Un urgentiste qui avait été en première ligne à l’hôpital Memmi de l’Ariana, à Tunis, se veut rassurant : « Le virus perd de la force. Sous l’effet des mutations, il n’est plus aussi virulent que la souche initiale de 2019, et les chiffres actuels ne sont pas significatifs. Surtout, nous ne sommes pas dans la conjoncture de 2021, avec les problèmes de disponibilité de lits d’hôpitaux et d’oxygène. »

Le médecin reconnaît qu’il n’y a pas eu de miracle : les infrastructures de santé publique restent toujours fragiles et subissent, comme d’autres secteurs, le contrecoup du déficit des finances publiques, qui ne permettent pas de recrutements pour compenser les départs à la retraite.

« Le facteur humain est essentiel mais il ne faut pas oublier la vaccination », souligne un ancien membre du comité scientifique qui rappelle que, même si les gens ne se vaccinent plus, 200 centres de vaccination sont toujours opérationnels sur l’ensemble du territoire, que, par précaution, un pass vaccinal est toujours généré et, surtout, que le pays dispose d’un stock stratégique de vaccins bivalents Pfizer pour une phase de riposte en cas de reprise de la pandémie.

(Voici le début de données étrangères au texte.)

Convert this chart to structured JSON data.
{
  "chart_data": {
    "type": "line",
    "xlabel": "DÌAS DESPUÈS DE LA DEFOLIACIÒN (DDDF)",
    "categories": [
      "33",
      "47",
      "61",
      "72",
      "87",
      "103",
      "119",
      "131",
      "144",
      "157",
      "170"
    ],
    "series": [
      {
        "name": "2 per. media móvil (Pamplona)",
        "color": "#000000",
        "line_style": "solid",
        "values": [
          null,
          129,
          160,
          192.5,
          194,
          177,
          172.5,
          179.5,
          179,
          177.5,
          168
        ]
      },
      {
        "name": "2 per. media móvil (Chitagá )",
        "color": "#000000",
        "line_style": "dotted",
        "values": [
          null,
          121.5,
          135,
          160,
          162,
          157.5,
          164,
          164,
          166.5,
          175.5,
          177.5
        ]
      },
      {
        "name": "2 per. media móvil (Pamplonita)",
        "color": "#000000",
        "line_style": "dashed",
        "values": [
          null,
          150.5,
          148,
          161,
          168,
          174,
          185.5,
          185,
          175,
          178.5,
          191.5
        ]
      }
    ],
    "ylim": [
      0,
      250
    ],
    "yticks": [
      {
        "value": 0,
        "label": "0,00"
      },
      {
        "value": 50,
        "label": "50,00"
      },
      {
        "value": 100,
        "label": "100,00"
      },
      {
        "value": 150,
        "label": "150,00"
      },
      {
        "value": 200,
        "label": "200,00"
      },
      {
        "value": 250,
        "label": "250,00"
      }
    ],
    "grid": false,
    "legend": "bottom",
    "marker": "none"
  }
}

Comme dans beaucoup de pays, les détracteurs de la vaccination sont légion en Tunisie. Pourtant, le corps médical estime que c’est bien la vaccination qui a endigué l’épidémie. Quant aux effets secondaires supposés, il faut qu’ils soient confirmés par des études, sachant que même « le plus banal des médicaments a des effets secondaires et que face au même virus, une population vaccinée, comme cela été le cas en France, a présenté un taux de mortalité moins important qu’en Tunisie », argumente un pharmacien.

Les professionnels s’accordent donc à estimer que l’heure est à la vigilance. Mais aucune campagne de communication ou de prévention n’a pour l’instant été lancée pour, par exemple, rappeler les gestes barrières et les précautions à prendre avec les personnes à risques et les seniors.